Plans for two new ethanol-based plastics plants in Brazil and a naphtha-based polypropylene plant that were set to break ground this year will be delayed by Braskem SA until 2013, as the company hunkers down to weather a global slowdown for the petrochemical industry.

Braskem had planned to start building three new plants in Brazil within the next few months that would have totaled 1 billion Brazilian reais ($495.17 million) in investment.

Those sites included an ethanol-based PP plant, a second ethanol-based PE plant, and a conventional naphtha-based PP plant in the Camaçari industrial zone of Bahia state.

But the company's priorities have shifted to focus on increasing production capacity in existing plants and modernizing its current petrochemical park, Braskem President Carlos Fadigas told Brazil's Valor Economico newspaper in mid-July.

These efforts were already part of a 1.8 billion reais corporate budget for 2012, which includes the completion of a new butadiene plant in Rio Grande do Sul state, and a new PVC facility in Alagoas state.

Of the plans for three greenfield plants that are being delayed, Fadigas said the ethanol-based PP project is the furthest along, and should be ahead of the other two in a 2013 pipeline.

An industry pioneer in ethanol-based thermoplastic resins, Braskem in late 2010 opened its first "green" PE plant, in Triunfo.

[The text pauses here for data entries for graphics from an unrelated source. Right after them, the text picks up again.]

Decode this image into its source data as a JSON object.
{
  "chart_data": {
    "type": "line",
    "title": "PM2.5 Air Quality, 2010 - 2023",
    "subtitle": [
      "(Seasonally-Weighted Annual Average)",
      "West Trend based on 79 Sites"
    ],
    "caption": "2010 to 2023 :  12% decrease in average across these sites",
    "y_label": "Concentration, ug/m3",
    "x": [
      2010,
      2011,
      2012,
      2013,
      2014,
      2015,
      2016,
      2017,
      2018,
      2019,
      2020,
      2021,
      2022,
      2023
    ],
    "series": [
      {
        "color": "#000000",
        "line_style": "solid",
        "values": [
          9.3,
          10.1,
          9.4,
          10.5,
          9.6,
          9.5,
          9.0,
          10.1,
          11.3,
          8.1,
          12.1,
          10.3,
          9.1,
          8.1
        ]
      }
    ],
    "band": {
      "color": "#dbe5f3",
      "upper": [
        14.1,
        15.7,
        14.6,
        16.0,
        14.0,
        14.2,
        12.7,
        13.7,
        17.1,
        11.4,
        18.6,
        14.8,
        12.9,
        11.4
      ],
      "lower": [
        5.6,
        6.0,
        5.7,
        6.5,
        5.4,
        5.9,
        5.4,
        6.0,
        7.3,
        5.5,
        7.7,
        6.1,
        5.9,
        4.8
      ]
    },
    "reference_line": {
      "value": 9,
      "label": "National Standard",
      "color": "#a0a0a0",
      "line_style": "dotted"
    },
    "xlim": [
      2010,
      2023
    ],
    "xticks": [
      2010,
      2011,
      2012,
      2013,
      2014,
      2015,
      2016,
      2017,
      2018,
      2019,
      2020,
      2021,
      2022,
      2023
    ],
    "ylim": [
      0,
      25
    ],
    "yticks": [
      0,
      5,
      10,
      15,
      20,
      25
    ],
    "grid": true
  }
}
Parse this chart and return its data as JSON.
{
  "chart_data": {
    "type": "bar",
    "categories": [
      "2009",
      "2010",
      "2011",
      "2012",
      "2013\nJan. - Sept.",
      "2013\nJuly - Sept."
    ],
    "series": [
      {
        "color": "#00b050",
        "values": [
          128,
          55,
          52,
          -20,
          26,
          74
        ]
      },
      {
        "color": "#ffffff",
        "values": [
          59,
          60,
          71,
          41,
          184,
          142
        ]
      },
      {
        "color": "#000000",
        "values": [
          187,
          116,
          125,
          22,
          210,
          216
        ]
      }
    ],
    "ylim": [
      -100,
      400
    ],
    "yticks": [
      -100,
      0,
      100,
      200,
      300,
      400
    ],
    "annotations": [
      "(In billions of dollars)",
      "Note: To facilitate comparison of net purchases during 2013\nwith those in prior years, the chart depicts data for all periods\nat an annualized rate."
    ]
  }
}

Now delayed, the second plant is scheduled to be built next to a sugarcane ethanol mill and distillery.

With 35 resin factories and four petrochemical plants worldwide, São Paulo-based Braskem has felt the impact of the global financial crisis on its bottom line, Fadigas said.

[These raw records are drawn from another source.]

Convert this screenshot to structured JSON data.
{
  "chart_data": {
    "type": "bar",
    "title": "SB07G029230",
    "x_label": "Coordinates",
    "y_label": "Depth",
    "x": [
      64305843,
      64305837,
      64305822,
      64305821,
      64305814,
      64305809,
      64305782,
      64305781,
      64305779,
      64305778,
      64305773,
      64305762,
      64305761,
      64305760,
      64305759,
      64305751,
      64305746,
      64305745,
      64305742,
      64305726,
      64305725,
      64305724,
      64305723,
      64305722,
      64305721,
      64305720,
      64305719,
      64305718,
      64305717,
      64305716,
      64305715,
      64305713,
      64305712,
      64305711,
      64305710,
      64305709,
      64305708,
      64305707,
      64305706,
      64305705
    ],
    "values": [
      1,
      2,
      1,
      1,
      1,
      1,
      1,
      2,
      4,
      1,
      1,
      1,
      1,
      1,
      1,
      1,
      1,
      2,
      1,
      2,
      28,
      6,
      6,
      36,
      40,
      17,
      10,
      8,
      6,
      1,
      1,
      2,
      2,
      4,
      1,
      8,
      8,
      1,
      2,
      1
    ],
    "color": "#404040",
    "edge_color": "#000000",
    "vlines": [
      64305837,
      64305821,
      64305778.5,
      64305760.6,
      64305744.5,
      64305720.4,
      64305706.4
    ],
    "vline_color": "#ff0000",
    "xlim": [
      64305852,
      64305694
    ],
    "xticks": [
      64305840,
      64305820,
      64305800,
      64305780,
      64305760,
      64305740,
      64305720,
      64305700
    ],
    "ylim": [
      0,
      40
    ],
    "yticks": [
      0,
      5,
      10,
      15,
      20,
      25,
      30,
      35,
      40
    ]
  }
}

Industry analysts polled by Valor Economico said the fact that Braskem bases much of its resin production on naphtha in Brazil, and not cheaper natural gas, has drug down the company's performance.

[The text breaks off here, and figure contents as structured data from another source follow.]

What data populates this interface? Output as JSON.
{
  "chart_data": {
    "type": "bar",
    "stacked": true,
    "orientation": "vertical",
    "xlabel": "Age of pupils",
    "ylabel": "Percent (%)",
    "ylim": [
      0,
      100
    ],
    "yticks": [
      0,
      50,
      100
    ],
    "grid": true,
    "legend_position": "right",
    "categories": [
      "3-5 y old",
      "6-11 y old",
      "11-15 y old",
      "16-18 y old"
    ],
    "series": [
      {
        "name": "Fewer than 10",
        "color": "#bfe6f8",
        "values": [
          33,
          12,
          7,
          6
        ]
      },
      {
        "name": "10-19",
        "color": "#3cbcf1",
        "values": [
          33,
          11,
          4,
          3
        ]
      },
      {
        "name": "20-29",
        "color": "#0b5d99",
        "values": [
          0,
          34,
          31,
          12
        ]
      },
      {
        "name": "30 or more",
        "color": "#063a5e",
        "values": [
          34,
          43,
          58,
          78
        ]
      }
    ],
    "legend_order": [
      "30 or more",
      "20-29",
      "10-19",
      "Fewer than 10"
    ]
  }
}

Braskem is making a large investment with state-controlled oil company Petróleo Brasileiro SA (Petrobras) in the new petrochemical complex in Rio de Janeiro, called Comperj, the largest petrochemical center under construction in Brazil. Budgeted at $13 billion, Comperj is being designed for a ratio of 70 percent natural gas to 30 percent naphtha, with two refineries run by Petrobras and a petrochemical complex where Braskem is majority partner with $4 billion invested.

The Comperj petrochemical center is expected to have a product line that includes ethylene, propylene and benzene, along with second-generation products and resins from Braskem's portfolio.